Cumhurbaşkanı Erdoğan, Türkiye hava sahasını ihlali sebebiyle Rus savaş uçağının düşürülmesi ve ardından yaşanan gelişmelere ilişkin değerlendirmelerde de bulundu. Cumhurbaşkanı Erdoğan, Suriye’den kalkan ve 5 dakika içinde 10 kez ikaz edilmelerine rağmen Türkiye topraklarına doğru ilerlemeyi sürdüren ve o anda milliyeti bilinmeyen iki savaş uçağının, Türkiye sınırından içeri girdiğini, birinin tekrar Suriye topraklarına dönerken, diğer uçağın devriye görevi yürüten Türk F-16’ları tarafından, Türkiye sınırları içinde vurularak düşürüldüğünü hatırlattı ve şu açıklamaları yaptı: “Olayın ardından bu uçağın Rusya’ya ait olduğu anlaşıldı. Türkiye, başından bu yana egemenliğine ve toprak bütünlüğüne yönelik tehditlere müsamaha gösteremeyeceği noktasında açık ve net olmuştur.
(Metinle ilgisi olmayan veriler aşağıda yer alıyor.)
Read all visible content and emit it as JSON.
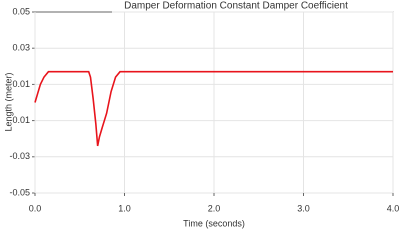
{
  "chart_data": {
    "type": "line",
    "title": "Damper Deformation Constant Damper Coefficient",
    "x_label": "Time (seconds)",
    "y_label": "Length (meter)",
    "x": [
      0,
      0.03,
      0.06,
      0.1,
      0.15,
      0.2,
      0.6,
      0.62,
      0.65,
      0.68,
      0.7,
      0.72,
      0.75,
      0.8,
      0.85,
      0.9,
      0.95,
      1.0,
      4.0
    ],
    "series": [
      {
        "name": "Damper Deformation",
        "color": "#e8141c",
        "values": [
          0,
          0.005,
          0.01,
          0.014,
          0.017,
          0.017,
          0.017,
          0.014,
          0.002,
          -0.012,
          -0.024,
          -0.019,
          -0.014,
          -0.006,
          0.006,
          0.014,
          0.017,
          0.017,
          0.017
        ]
      }
    ],
    "xlim": [
      0,
      4
    ],
    "xticks": [
      {
        "value": 0,
        "label": "0.0"
      },
      {
        "value": 1,
        "label": "1.0"
      },
      {
        "value": 2,
        "label": "2.0"
      },
      {
        "value": 3,
        "label": "3.0"
      },
      {
        "value": 4,
        "label": "4.0"
      }
    ],
    "ylim": [
      -0.05,
      0.05
    ],
    "yticks": [
      -0.05,
      -0.03,
      -0.01,
      0.01,
      0.03,
      0.05
    ],
    "grid": true
  }
}
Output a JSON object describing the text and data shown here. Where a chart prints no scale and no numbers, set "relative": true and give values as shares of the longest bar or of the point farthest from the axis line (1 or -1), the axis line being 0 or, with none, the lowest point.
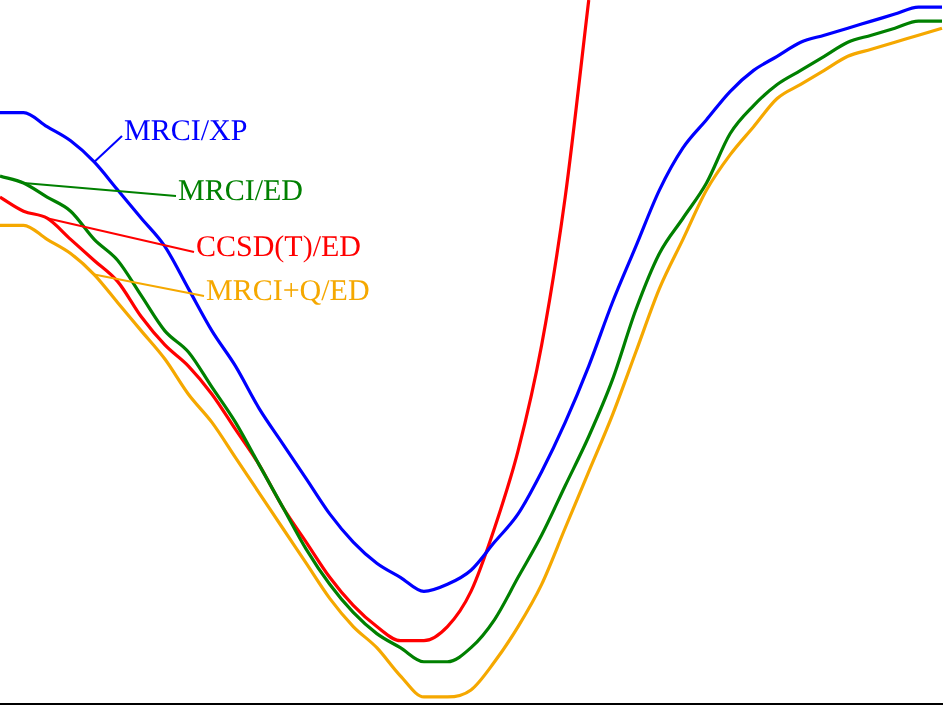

Zira geçen yıl Karadeniz’de yine hava sınırlarımız yaklaşık 15 dakika süreyle ihlal edilmiştir. Birinci hava sahası ihlalınde kendilerini uyardık. Telefonla bizzat kendim aradım konuştum. Dediler ki ‘ Herhalde burada bir ihmal ve yanlışlık var. G-20 Toplantısı’nda bizzat Sayın Putin’le bunları konuştuk. Orada farklı bir yaklaşım gösterdiler; ki burada söylemem doğru olmaz. Bundan sonra olmayacağını söylediler. ‘İkinci defa tekrar oldu’ dedim. ‘Haberim yok’ dedi ve arkadaşlarına dönüp onları uyardı. G-20’nin ardından bu olay oluyor. Şimdi bunu anlamak mümkün değil. Her ülke, her millet hangi güce sahip olursa olsun, karşısındaki millete saygı duymalı, onun onuru ile oynamamalıdır. Kaldı ki bizimi iki ülke olarak stratejik iş birliğimiz var. Bu kadar yakın ilişki içindeyiz. Suriye’de 400 bine yakın insanı öldüren zalim ve katil Esed’in ülkesinde sizin ne işiniz var? Biz ‘zulme rızanın zulüm olduğuna’ inanıyoruz. Burada bir zulüm var; eğer siz onlarla beraber hareket ediyorsanız ona ortak olmuş olursunuz. Maalesef görmemezlikten geldiler ve bu olay oldu”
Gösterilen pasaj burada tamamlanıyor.